Von ihrem dreizehnten Jahre an hatte sie angestrengte Arbeit gekannt. Von dieser Zeit an hatte man sie studieren lassen; ein Freund ihres Vaters, ein bekannter Maler, der das Talent des Kindes entdeckt, hatte sie selbst ausgebildet. So war ihr das Leben des jungen Mädchens völlig fremd geblieben. In ihrem Gefühlsleben war sie Kind geblieben und Künstler geworden, rein und leidenschaftlich.

Das Leben und seine Anforderungen verwirrten sie; sie hatte in nichts einen Überblick, denn sie trug die Dinge, die außerhalb ihrer Kunst standen, nicht mit sich in den Gedanken. Sie sprangen immer wie aus einem Nebel hervor, wenn sie dicht vor ihnen stand, und erschreckten sie.

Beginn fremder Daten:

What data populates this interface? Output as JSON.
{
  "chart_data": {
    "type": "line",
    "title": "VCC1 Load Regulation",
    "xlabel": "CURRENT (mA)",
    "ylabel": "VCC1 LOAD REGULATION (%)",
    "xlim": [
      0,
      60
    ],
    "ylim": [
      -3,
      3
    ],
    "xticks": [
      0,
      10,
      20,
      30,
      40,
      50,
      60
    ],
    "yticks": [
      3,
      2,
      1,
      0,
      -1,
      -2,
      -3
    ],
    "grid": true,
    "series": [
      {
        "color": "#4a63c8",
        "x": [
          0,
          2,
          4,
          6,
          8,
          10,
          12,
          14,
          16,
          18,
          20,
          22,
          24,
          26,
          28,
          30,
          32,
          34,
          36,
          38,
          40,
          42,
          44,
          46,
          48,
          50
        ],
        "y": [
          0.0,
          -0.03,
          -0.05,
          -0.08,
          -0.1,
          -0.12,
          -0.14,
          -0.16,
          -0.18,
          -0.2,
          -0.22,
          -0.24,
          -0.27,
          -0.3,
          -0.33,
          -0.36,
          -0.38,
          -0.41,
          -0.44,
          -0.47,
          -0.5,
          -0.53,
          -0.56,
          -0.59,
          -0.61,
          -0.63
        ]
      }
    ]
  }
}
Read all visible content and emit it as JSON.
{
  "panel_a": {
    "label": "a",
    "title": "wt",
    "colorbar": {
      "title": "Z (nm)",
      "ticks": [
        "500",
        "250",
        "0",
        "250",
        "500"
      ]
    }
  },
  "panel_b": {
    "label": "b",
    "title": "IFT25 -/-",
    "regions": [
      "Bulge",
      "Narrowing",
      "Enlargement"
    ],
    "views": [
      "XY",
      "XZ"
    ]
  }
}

Da war das Mittagessen, das immer herankam, wie ein Schreckgespenst. ›Herr Gott, schon so spät!‹ – Was war geschehen, was nicht geschehen, was hatte sie mit der Köchin ausgemacht, was nicht? Was gab's? Wie hatte sie's gemacht? Was hatte sie alles vergessen? Da war ja noch so gut wie gar nichts! Was nun? Hundert Fragen und jede Frage ein Schreck – und mitten aus der Arbeit herausgerissen! Und ihr Mann? Hatte er nicht schon nach der Uhr gesehen? Weshalb hatte er nichts gesagt? Sie fragte ihn: »Weshalb sagtest du nicht, daß es schon so spät ist?«

»Weil ich das unsinnige Auffahren nicht leiden kann.« Er war böse. Und alles in Unordnung.

Die Wäsche! Das Wirtschaftsbuch, das Zimmerreinigen! Das Geldausgeben! Die Zeiteinteilung! Das Heizen! Die unendlich vielen Mahlzeiten! All' das waren Gespenster, die aus dem Nebel sprangen und sie immer von neuem entsetzten.

Und wie sie sich mühte und quälte! Dabei malte sie ihr erstes Bild nach einem bezahlten Modell, rannte abends in den Aktkursus und war voller Hangen und Bangen, träumte von Ruhm und Glück und ging wie in der Luft vor innerer glückseliger Arbeitserregung. Emil, ihren Bruder, unterrichtete sie auch noch und ließ ihn nicht aus den Augen. Sie war die Peitsche für seine Faulheit und ermüdete nicht und blieb bei Laune und betete, daß es Gott ihr doch erleichtern möchte mit Emil, daß er Eifer und Pflichtgefühl in ihm erwecken möchte, ihm so viel Kraft geben möge, daß wenigstens etwas zustande käme.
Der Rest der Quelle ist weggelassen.